Which leads me directly to the second theme, which is beauty within chaos. Barring how incredibly pretentious that sounds, it’s a theme that goes along well with the one I just mentioned. There’s a lot of really subtle touches I’m trying to include which suggest that, even amongst all the filth and instability, there is still some beauty. The main menu, for example, goes to illustrate this point exactly, as well as the music and appearance of the transition screens, as well as John’s interactions at home and with Amy. Some people may actually be put off by the dissonance between the peaceful scenes and the violent scenes, but that’s the point.
In Hotline Miami, and even in HM2, there was never really a sense of resolution or peace. Everything exists in a constant state of decay or disintegration, and Jacket’s story is one that’s plagued with madness and insanity. The dissonance is bred by the player walking back to his/her car after the massacre and looking at all the bodies, and the eerie music playing. But rather than having the dissonance be between exhilaration and disgust, as HM did it, I wanted it to be between exhilaration and mundanity. The characters aren’t disturbed by the outcomes of their violent actions, because violence has been something they’ve known all their lives, is something which suffuses every inch of existence; rather, they’re tired of it, and just want to be done with it, and go back home.
In this sense, the gameplay sections are actually fairly incidental to the telling of the story, and that’s exactly what they are: they’re just jobs to the characters, and little else. They’re neither enjoyed nor despised after they’re finished; they produce a brief moment of exhilaration and then are completed, and then the characters can go back to their homes and enjoy their lifestyles, which, translated into the player’s situation, allows the player an infinite amount of time to just wander about the world and uncover various things about it.

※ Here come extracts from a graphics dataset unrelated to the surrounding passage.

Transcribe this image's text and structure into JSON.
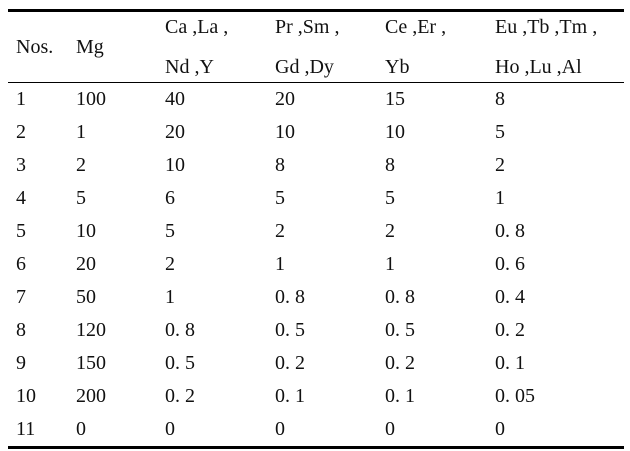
{
  "table": {
    "columns": [
      {
        "line1": "Nos."
      },
      {
        "line1": "Mg"
      },
      {
        "line1": "Ca ,La ,",
        "line2": "Nd ,Y"
      },
      {
        "line1": "Pr ,Sm ,",
        "line2": "Gd ,Dy"
      },
      {
        "line1": "Ce ,Er ,",
        "line2": "Yb"
      },
      {
        "line1": "Eu ,Tb ,Tm ,",
        "line2": "Ho ,Lu ,Al"
      }
    ],
    "rows": [
      [
        "1",
        "100",
        "40",
        "20",
        "15",
        "8"
      ],
      [
        "2",
        "1",
        "20",
        "10",
        "10",
        "5"
      ],
      [
        "3",
        "2",
        "10",
        "8",
        "8",
        "2"
      ],
      [
        "4",
        "5",
        "6",
        "5",
        "5",
        "1"
      ],
      [
        "5",
        "10",
        "5",
        "2",
        "2",
        "0. 8"
      ],
      [
        "6",
        "20",
        "2",
        "1",
        "1",
        "0. 6"
      ],
      [
        "7",
        "50",
        "1",
        "0. 8",
        "0. 8",
        "0. 4"
      ],
      [
        "8",
        "120",
        "0. 8",
        "0. 5",
        "0. 5",
        "0. 2"
      ],
      [
        "9",
        "150",
        "0. 5",
        "0. 2",
        "0. 2",
        "0. 1"
      ],
      [
        "10",
        "200",
        "0. 2",
        "0. 1",
        "0. 1",
        "0. 05"
      ],
      [
        "11",
        "0",
        "0",
        "0",
        "0",
        "0"
      ]
    ]
  }
}
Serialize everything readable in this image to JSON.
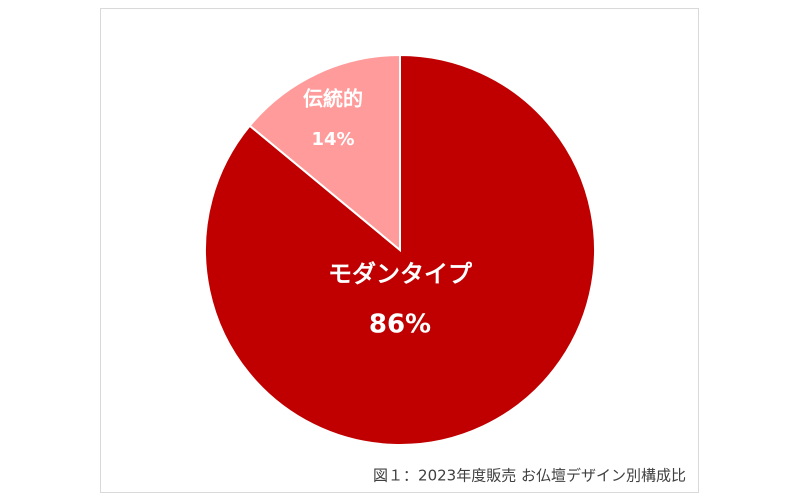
{
  "chart_data": {
    "type": "pie",
    "caption": "図１：2023年度販売 お仏壇デザイン別構成比",
    "categories": [
      "モダンタイプ",
      "伝統的"
    ],
    "values": [
      86,
      14
    ],
    "value_labels": [
      "86%",
      "14%"
    ],
    "colors": [
      "#c00000",
      "#ff9b9b"
    ]
  }
}
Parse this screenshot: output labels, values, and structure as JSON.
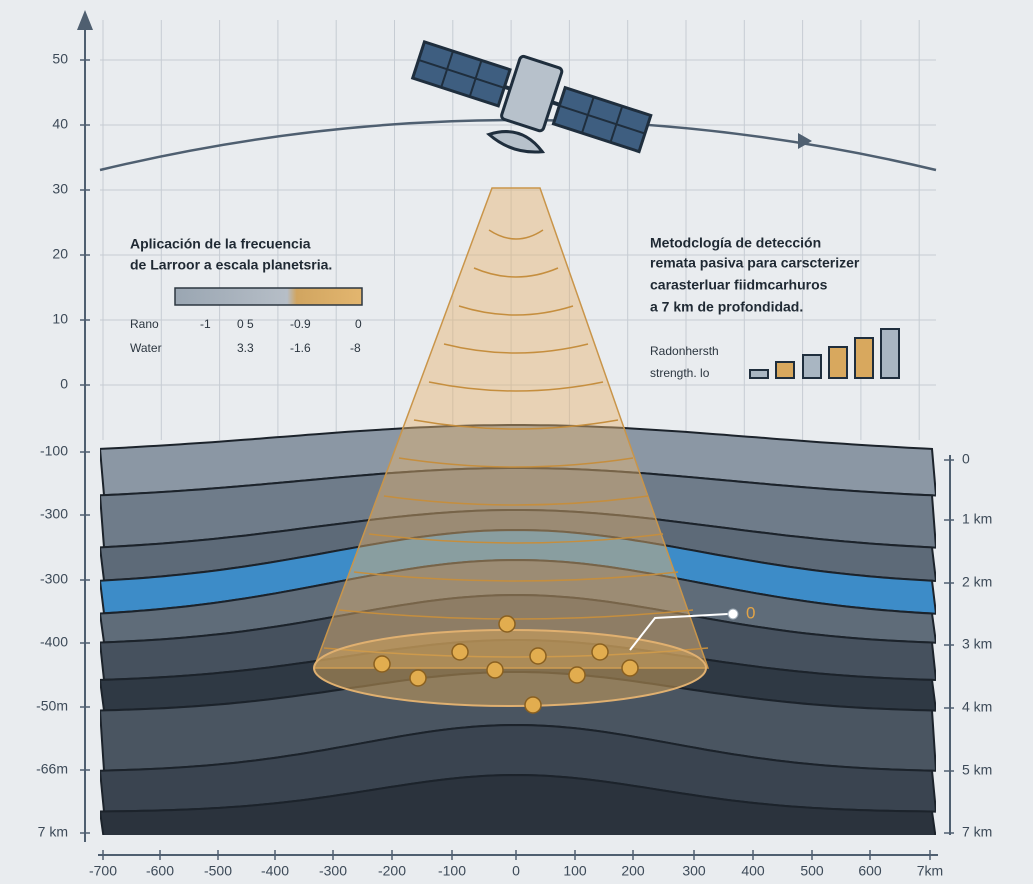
{
  "left_axis": {
    "labels": [
      "50",
      "40",
      "30",
      "20",
      "10",
      "0",
      "-100",
      "-300",
      "-300",
      "-400",
      "-50m",
      "-66m",
      "7 km"
    ]
  },
  "bottom_axis": {
    "labels": [
      "-700",
      "-600",
      "-500",
      "-400",
      "-300",
      "-200",
      "-100",
      "0",
      "100",
      "200",
      "300",
      "400",
      "500",
      "600",
      "7km"
    ]
  },
  "right_axis": {
    "labels": [
      "0",
      "1 km",
      "2 km",
      "3 km",
      "4 km",
      "5 km",
      "7 km"
    ]
  },
  "legend": {
    "title": [
      "Aplicación de la frecuencia",
      "de Larroor a escala planetsria."
    ],
    "rows": [
      [
        "Rano",
        "-1",
        "0 5",
        "-0.9",
        "0"
      ],
      [
        "Water",
        "3.3",
        "-1.6",
        "-8"
      ]
    ]
  },
  "method": {
    "title": [
      "Metodclogía de detección",
      "remata pasiva para carscterizer",
      "carasterluar fiidmcarhuros",
      "a 7 km de profondidad."
    ],
    "strength_label": [
      "Radonhersth",
      "strength. lo"
    ]
  },
  "annotation": {
    "label": "0"
  }
}
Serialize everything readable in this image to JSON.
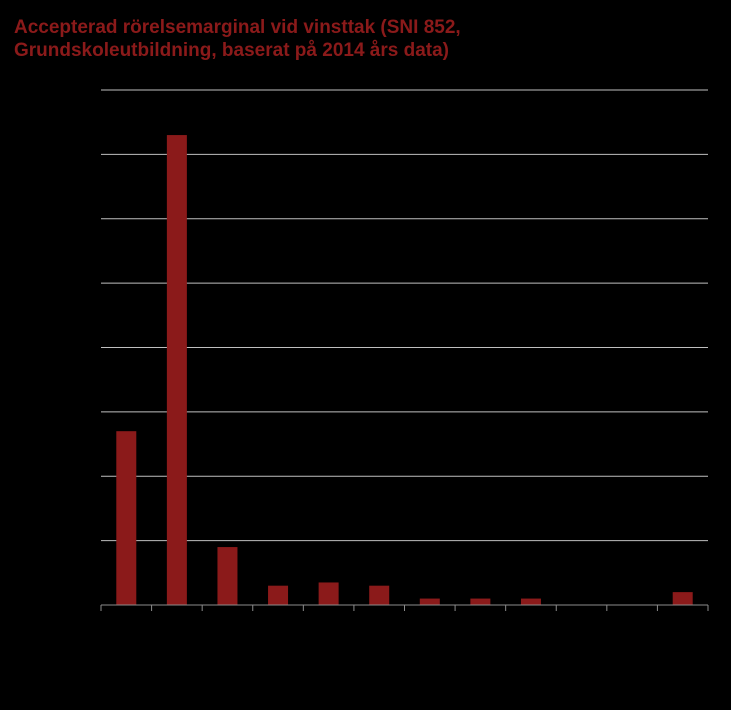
{
  "chart_data": {
    "type": "bar",
    "title_lines": [
      "Accepterad rörelsemarginal vid vinsttak (SNI 852,",
      "Grundskoleutbildning, baserat på 2014 års data)"
    ],
    "categories": [
      "",
      "",
      "",
      "",
      "",
      "",
      "",
      "",
      "",
      "",
      "",
      ""
    ],
    "values": [
      2.7,
      7.3,
      0.9,
      0.3,
      0.35,
      0.3,
      0.1,
      0.1,
      0.1,
      0,
      0,
      0.2
    ],
    "ylim": [
      0,
      8
    ],
    "grid": true,
    "bar_color": "#8b1a1a",
    "grid_color": "#bfbfbf",
    "axis_color": "#8c8c8c",
    "title_color": "#8b1a1a"
  }
}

I guess the ultimate theme is a summation of all this: that no matter how bad things get, no matter how violent the world seems or how bleak everything seems be, you don’t have to die the death of a tragic figure or live as if you’re in a movie. Sure, it won’t be a perfectly happy and ideal life, but you can still live on, and many people do, and most are okay with that. The game ends on a rather dramatic note, but it doesn’t actually end there; there’s stuff that takes place after that, as well, and this isn’t the last of the series either. Just like in real life, no matter how horrible or wonderful or tragic or dramatic the things that you do and the things that happen to you, after they happen, life goes on. At the end of the great epic, the credits close with the hero standing above a shimmering empire, with the understanding that that condition persisted eternally, if not within the actual canon then at least preserved within the limitations of silver nitrate. But in real life, no matter how glorious that moment may be, it ends, and life goes on. And that’s ‘realism’. That’s what it means to be live, and to love, and to die in the real world.